Un pourvoi est alors formé par le garant qui argue que l’acte de prêt prévoyait en son corps que la Banque ne pouvait poursuivre le remboursement de sa créance sur la résidence principale de la caution. En tout état de cause, la maison ne pouvait donc rentrer dans le périmètre de l’actif de la caution ce qui crée la disproportion.
II – L’appréciation du patrimoine.
Les juges du quai de l’horloge rejettent le pourvoi au motif essentiel que le patrimoine de la caution n’est pas affecté par les stipulations de la garantie OSEO (exclusion de la résidence principale du patrimoine appréhendable par la Banque).
La Cour rappelle un arrêt précédemment publié qui avait émis une distinction fondamentale, à savoir l’assiette des biens faisant l’objet de l’appréciation de la proportionnalité du cautionnement de ceux offerts en gage aux créanciers.[1]
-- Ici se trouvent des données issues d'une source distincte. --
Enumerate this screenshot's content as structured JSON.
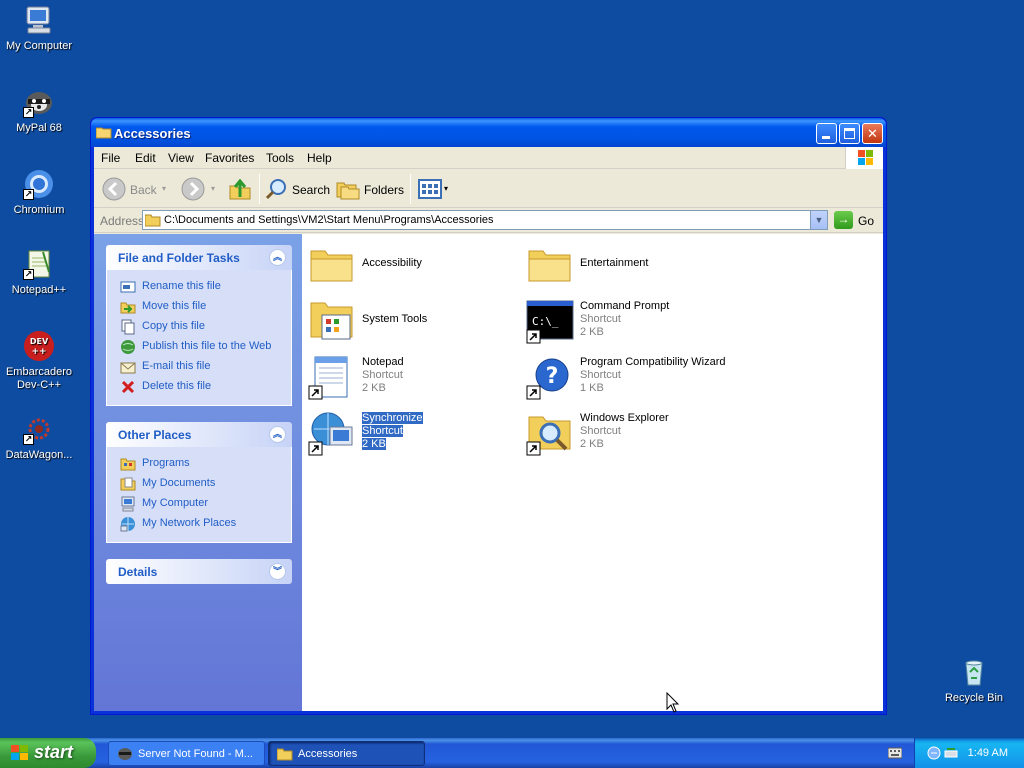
{
  "desktop": {
    "icons": [
      {
        "label": "My Computer",
        "icon": "my-computer-icon"
      },
      {
        "label": "MyPal 68",
        "icon": "mypal-icon"
      },
      {
        "label": "Chromium",
        "icon": "chromium-icon"
      },
      {
        "label": "Notepad++",
        "icon": "notepadpp-icon"
      },
      {
        "label": "Embarcadero Dev-C++",
        "label_line1": "Embarcadero",
        "label_line2": "Dev-C++",
        "icon": "devcpp-icon"
      },
      {
        "label": "DataWagon...",
        "icon": "datawagon-icon"
      },
      {
        "label": "Recycle Bin",
        "icon": "recycle-bin-icon"
      }
    ]
  },
  "window": {
    "title": "Accessories",
    "menu": [
      "File",
      "Edit",
      "View",
      "Favorites",
      "Tools",
      "Help"
    ],
    "toolbar": {
      "back_label": "Back",
      "search_label": "Search",
      "folders_label": "Folders"
    },
    "address": {
      "label": "Address",
      "value": "C:\\Documents and Settings\\VM2\\Start Menu\\Programs\\Accessories",
      "go_label": "Go"
    },
    "taskpane": {
      "file_tasks": {
        "title": "File and Folder Tasks",
        "items": [
          {
            "label": "Rename this file",
            "icon": "rename-icon"
          },
          {
            "label": "Move this file",
            "icon": "move-icon"
          },
          {
            "label": "Copy this file",
            "icon": "copy-icon"
          },
          {
            "label": "Publish this file to the Web",
            "icon": "publish-icon"
          },
          {
            "label": "E-mail this file",
            "icon": "email-icon"
          },
          {
            "label": "Delete this file",
            "icon": "delete-icon"
          }
        ]
      },
      "other_places": {
        "title": "Other Places",
        "items": [
          {
            "label": "Programs",
            "icon": "folder-icon"
          },
          {
            "label": "My Documents",
            "icon": "my-documents-icon"
          },
          {
            "label": "My Computer",
            "icon": "my-computer-icon"
          },
          {
            "label": "My Network Places",
            "icon": "network-places-icon"
          }
        ]
      },
      "details": {
        "title": "Details"
      }
    },
    "files": [
      {
        "name": "Accessibility",
        "type": "",
        "size": "",
        "icon": "folder-icon"
      },
      {
        "name": "Entertainment",
        "type": "",
        "size": "",
        "icon": "folder-icon"
      },
      {
        "name": "System Tools",
        "type": "",
        "size": "",
        "icon": "system-tools-folder-icon"
      },
      {
        "name": "Command Prompt",
        "type": "Shortcut",
        "size": "2 KB",
        "icon": "command-prompt-icon"
      },
      {
        "name": "Notepad",
        "type": "Shortcut",
        "size": "2 KB",
        "icon": "notepad-icon"
      },
      {
        "name": "Program Compatibility Wizard",
        "type": "Shortcut",
        "size": "1 KB",
        "icon": "help-icon"
      },
      {
        "name": "Synchronize",
        "type": "Shortcut",
        "size": "2 KB",
        "icon": "synchronize-icon",
        "selected": true
      },
      {
        "name": "Windows Explorer",
        "type": "Shortcut",
        "size": "2 KB",
        "icon": "windows-explorer-icon"
      }
    ]
  },
  "taskbar": {
    "start_label": "start",
    "tasks": [
      {
        "label": "Server Not Found - M...",
        "icon": "browser-icon",
        "active": false
      },
      {
        "label": "Accessories",
        "icon": "folder-icon",
        "active": true
      }
    ],
    "clock": "1:49 AM"
  },
  "colors": {
    "desktop_bg": "#0e4ca1",
    "titlebar": "#0054e3",
    "taskpane_link": "#215dc6",
    "selection": "#316ac5",
    "start_green": "#3a9a3a"
  }
}
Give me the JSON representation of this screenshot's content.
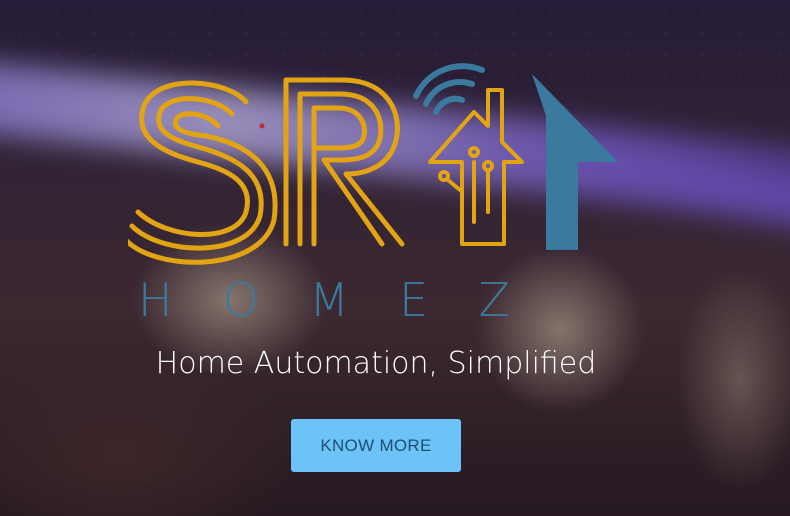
{
  "hero": {
    "logo": {
      "brand_mark": "SR",
      "wordmark": "HOMEZ",
      "colors": {
        "gold": "#e2a413",
        "blue": "#3b7a9e"
      }
    },
    "tagline": "Home Automation, Simplified",
    "cta_label": "KNOW MORE"
  },
  "colors": {
    "cta_background": "#6cc3f7",
    "cta_text": "#1f4f73",
    "tagline_text": "#ffffff"
  }
}
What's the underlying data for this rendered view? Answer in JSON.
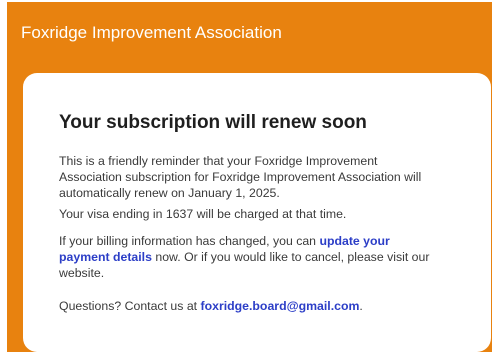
{
  "header": {
    "title": "Foxridge Improvement Association"
  },
  "card": {
    "title": "Your subscription will renew soon",
    "reminder": "This is a friendly reminder that your Foxridge Improvement Association subscription for Foxridge Improvement Association will automatically renew on January 1, 2025.",
    "charge_notice": "Your visa ending in 1637 will be charged at that time.",
    "billing": {
      "before_link": "If your billing information has changed, you can ",
      "link_label": "update your payment details",
      "after_link": " now. Or if you would like to cancel, please visit our website."
    },
    "questions": {
      "before_email": "Questions? Contact us at ",
      "email": "foxridge.board@gmail.com",
      "after_email": "."
    }
  },
  "colors": {
    "header_background": "#e8820f",
    "link": "#2c3ec7"
  }
}
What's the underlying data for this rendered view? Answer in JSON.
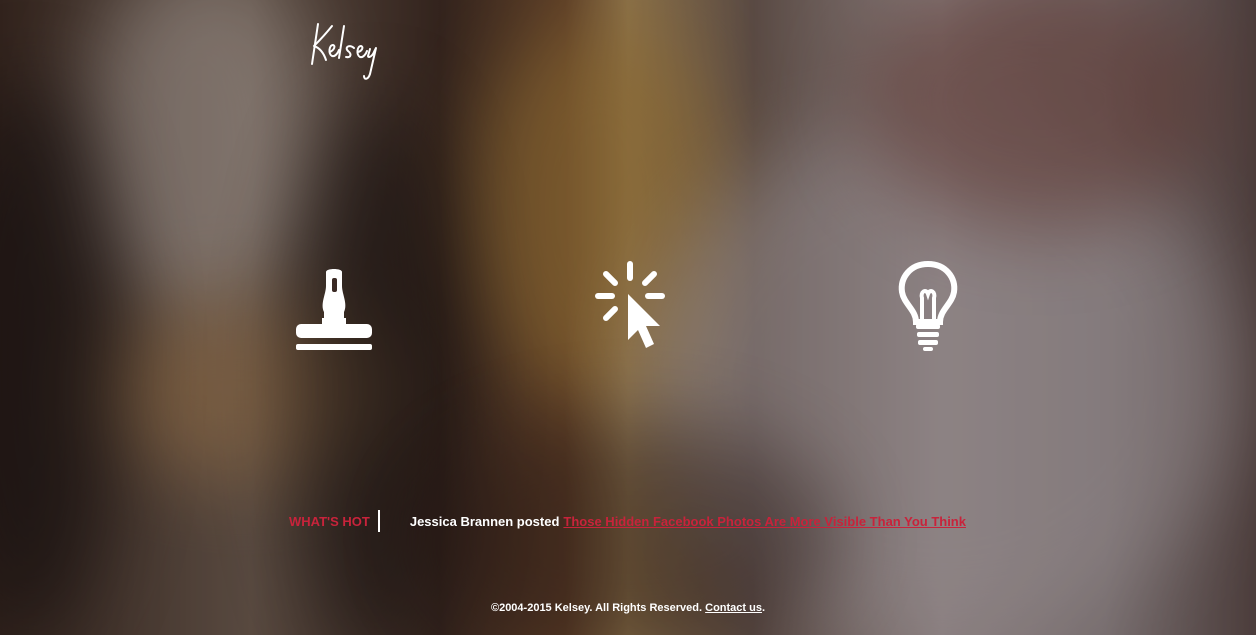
{
  "brand": {
    "logo_text": "Kelsey"
  },
  "icons": [
    {
      "name": "stamp-icon"
    },
    {
      "name": "cursor-click-icon"
    },
    {
      "name": "lightbulb-icon"
    }
  ],
  "whats_hot": {
    "label": "WHAT'S HOT",
    "author_text": "Jessica Brannen posted",
    "link_text": "Those Hidden Facebook Photos Are More Visible Than You Think"
  },
  "footer": {
    "copyright": "©2004-2015 Kelsey. All Rights Reserved.",
    "contact_label": "Contact us",
    "trailing": "."
  },
  "colors": {
    "accent_red": "#c8233b",
    "text_white": "#ffffff"
  }
}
III – L’appréciation de l’endettement.
La Cour cassera partiellement l’arrêt querellé en lui reprochant de ne pas avoir pris en compte un autre engagement de caution.
Autrement dit, l’appréciation de la capacité de la caution à faire face à son engagement doit prendre en compte les engagements souscrits par la Caution.
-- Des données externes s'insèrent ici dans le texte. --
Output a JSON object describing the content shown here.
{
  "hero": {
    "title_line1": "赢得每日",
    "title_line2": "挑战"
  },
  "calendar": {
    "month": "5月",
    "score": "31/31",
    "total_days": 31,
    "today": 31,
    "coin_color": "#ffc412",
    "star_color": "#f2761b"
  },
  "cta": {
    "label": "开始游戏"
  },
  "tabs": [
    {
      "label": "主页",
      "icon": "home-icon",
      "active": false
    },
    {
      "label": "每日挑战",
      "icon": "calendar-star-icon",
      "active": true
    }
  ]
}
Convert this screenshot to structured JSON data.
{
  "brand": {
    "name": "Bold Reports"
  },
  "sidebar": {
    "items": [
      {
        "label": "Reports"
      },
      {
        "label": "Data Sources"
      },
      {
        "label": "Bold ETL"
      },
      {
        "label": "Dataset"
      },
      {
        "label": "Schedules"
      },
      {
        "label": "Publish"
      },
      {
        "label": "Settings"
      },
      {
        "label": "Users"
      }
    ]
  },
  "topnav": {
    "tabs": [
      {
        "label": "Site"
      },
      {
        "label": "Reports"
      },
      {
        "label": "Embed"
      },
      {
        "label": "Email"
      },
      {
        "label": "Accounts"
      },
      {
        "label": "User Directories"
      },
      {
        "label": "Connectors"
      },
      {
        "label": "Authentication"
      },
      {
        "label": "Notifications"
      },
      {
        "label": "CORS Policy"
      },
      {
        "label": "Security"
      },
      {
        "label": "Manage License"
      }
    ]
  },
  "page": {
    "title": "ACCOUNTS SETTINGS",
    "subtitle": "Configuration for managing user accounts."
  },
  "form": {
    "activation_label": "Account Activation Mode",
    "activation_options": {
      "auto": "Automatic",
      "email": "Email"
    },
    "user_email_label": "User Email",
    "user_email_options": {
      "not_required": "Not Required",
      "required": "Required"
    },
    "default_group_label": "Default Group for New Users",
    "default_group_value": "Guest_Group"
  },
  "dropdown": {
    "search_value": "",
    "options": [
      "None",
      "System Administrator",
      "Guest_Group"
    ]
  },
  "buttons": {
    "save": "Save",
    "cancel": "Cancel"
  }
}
Cet arrêt fait avancer la jurisprudence puisque la chambre commerciale refusait jusque là la prise en compte l’endettement global de la caution lors de sa mise en jeu si elle était en mesure de s’acquitter de l’obligation.[2]
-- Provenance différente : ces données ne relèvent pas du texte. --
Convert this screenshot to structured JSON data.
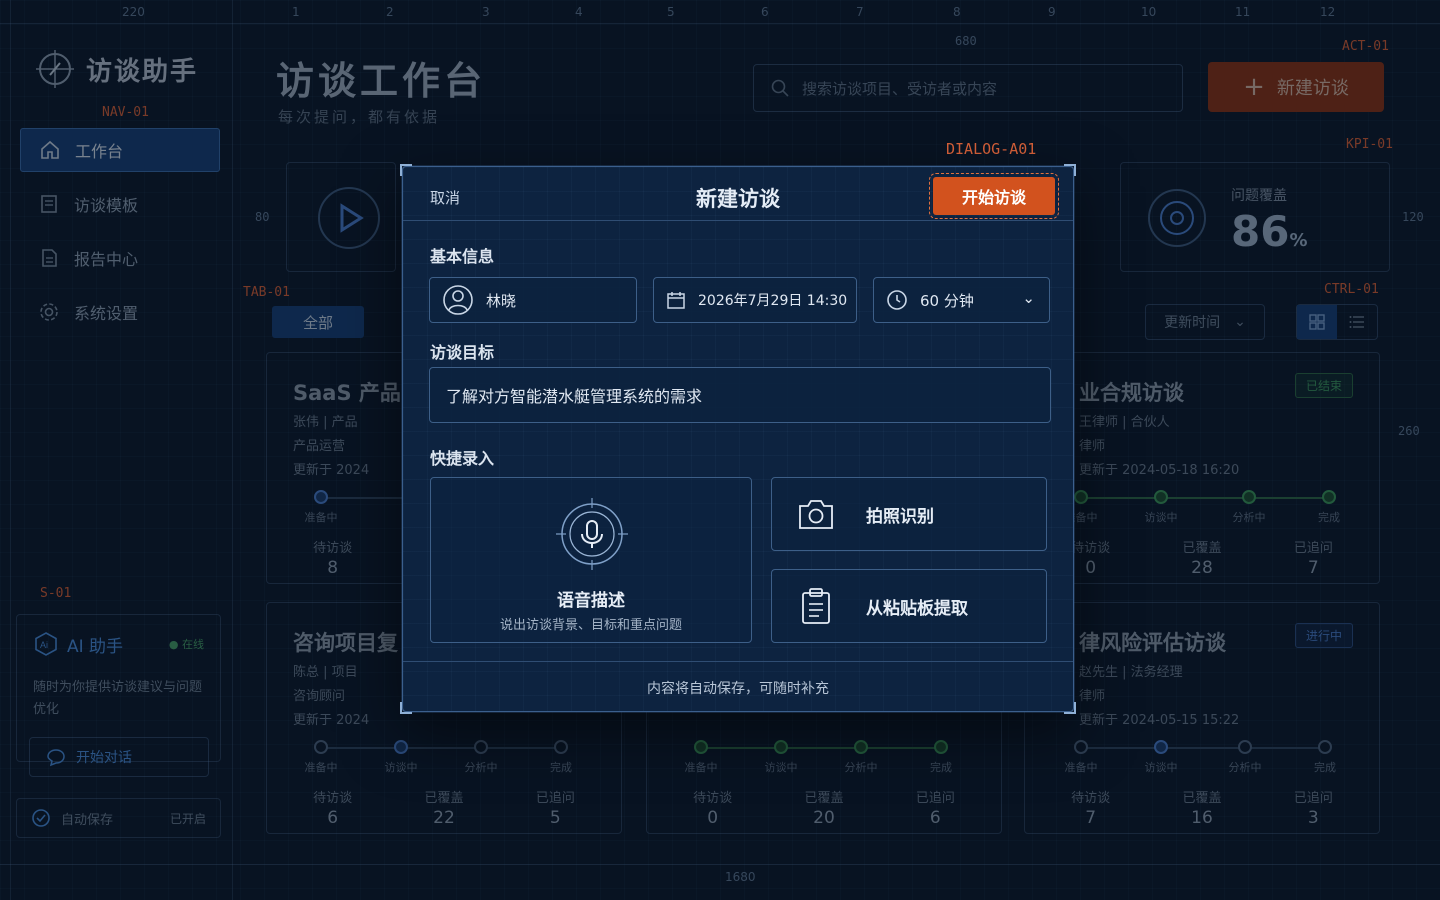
{
  "rulers": {
    "columns": [
      "1",
      "2",
      "3",
      "4",
      "5",
      "6",
      "7",
      "8",
      "9",
      "10",
      "11",
      "12"
    ],
    "sidebar_width": "220",
    "header_width": "680",
    "kpi_height_left": "80",
    "kpi_height_right": "120",
    "card_height": "260",
    "content_width": "1680"
  },
  "annotations": {
    "nav": "NAV-01",
    "tab": "TAB-01",
    "sidebar": "S-01",
    "action": "ACT-01",
    "dialog": "DIALOG-A01",
    "kpi": "KPI-01",
    "control": "CTRL-01"
  },
  "sidebar": {
    "logo": "访谈助手",
    "nav": [
      {
        "label": "工作台",
        "icon": "home-icon",
        "active": true
      },
      {
        "label": "访谈模板",
        "icon": "template-icon",
        "active": false
      },
      {
        "label": "报告中心",
        "icon": "report-icon",
        "active": false
      },
      {
        "label": "系统设置",
        "icon": "gear-icon",
        "active": false
      }
    ],
    "ai": {
      "title": "AI 助手",
      "status": "在线",
      "desc": "随时为你提供访谈建议与问题优化",
      "button": "开始对话"
    },
    "autosave": {
      "label": "自动保存",
      "state": "已开启"
    }
  },
  "header": {
    "title": "访谈工作台",
    "subtitle": "每次提问，都有依据",
    "search_placeholder": "搜索访谈项目、受访者或内容",
    "new_button": "新建访谈"
  },
  "kpi": {
    "coverage_label": "问题覆盖",
    "coverage_value": "86",
    "coverage_unit": "%"
  },
  "filters": {
    "tab_all": "全部",
    "sort": "更新时间"
  },
  "step_labels": [
    "准备中",
    "访谈中",
    "分析中",
    "完成"
  ],
  "stat_labels": [
    "待访谈",
    "已覆盖",
    "已追问"
  ],
  "cards": [
    {
      "title": "SaaS 产品",
      "person": "张伟 | 产品",
      "role": "产品运营",
      "time": "更新于 2024",
      "steps_done": 0,
      "current": 0,
      "stats": [
        "8",
        "",
        ""
      ]
    },
    {
      "title": "业合规访谈",
      "person": "王律师 | 合伙人",
      "role": "律师",
      "time": "更新于 2024-05-18 16:20",
      "badge": "已结束",
      "badge_type": "done",
      "steps_done": 4,
      "current": -1,
      "stats": [
        "0",
        "28",
        "7"
      ]
    },
    {
      "title": "咨询项目复",
      "person": "陈总 | 项目",
      "role": "咨询顾问",
      "time": "更新于 2024",
      "steps_done": 0,
      "current": 1,
      "stats": [
        "6",
        "22",
        "5"
      ]
    },
    {
      "title": "",
      "person": "",
      "role": "",
      "time": "",
      "steps_done": 4,
      "current": -1,
      "stats": [
        "0",
        "20",
        "6"
      ]
    },
    {
      "title": "律风险评估访谈",
      "person": "赵先生 | 法务经理",
      "role": "律师",
      "time": "更新于 2024-05-15 15:22",
      "badge": "进行中",
      "badge_type": "prog",
      "steps_done": 0,
      "current": 1,
      "stats": [
        "7",
        "16",
        "3"
      ]
    }
  ],
  "dialog": {
    "cancel": "取消",
    "title": "新建访谈",
    "start": "开始访谈",
    "basic_label": "基本信息",
    "interviewee": "林晓",
    "datetime": "2026年7月29日 14:30",
    "duration": "60 分钟",
    "goal_label": "访谈目标",
    "goal_value": "了解对方智能潜水艇管理系统的需求",
    "quick_label": "快捷录入",
    "voice_title": "语音描述",
    "voice_sub": "说出访谈背景、目标和重点问题",
    "photo": "拍照识别",
    "clipboard": "从粘贴板提取",
    "footer": "内容将自动保存，可随时补充"
  },
  "colors": {
    "accent": "#d2521e",
    "primary": "#17407a",
    "success": "#3b9a5e",
    "background": "#0b1a2e"
  }
}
En résumé, la Cour de cassation affirme que la consistance du patrimoine de la caution à prendre en considération pour l’appréciation de sa capacité à faire face à son engagement au moment où elle est appelée n’est pas modifiée par les stipulations de la garantie de la société Oséo (Bpifrance), qui interdisent au créancier le recours à certaines procédures d’exécution forcée.
Elle énonce par la suite que la capacité de la caution à faire face à son obligation au moment où elle est appelée s’apprécie en considération de son endettement global, y compris celui résultant d’autres engagements de caution.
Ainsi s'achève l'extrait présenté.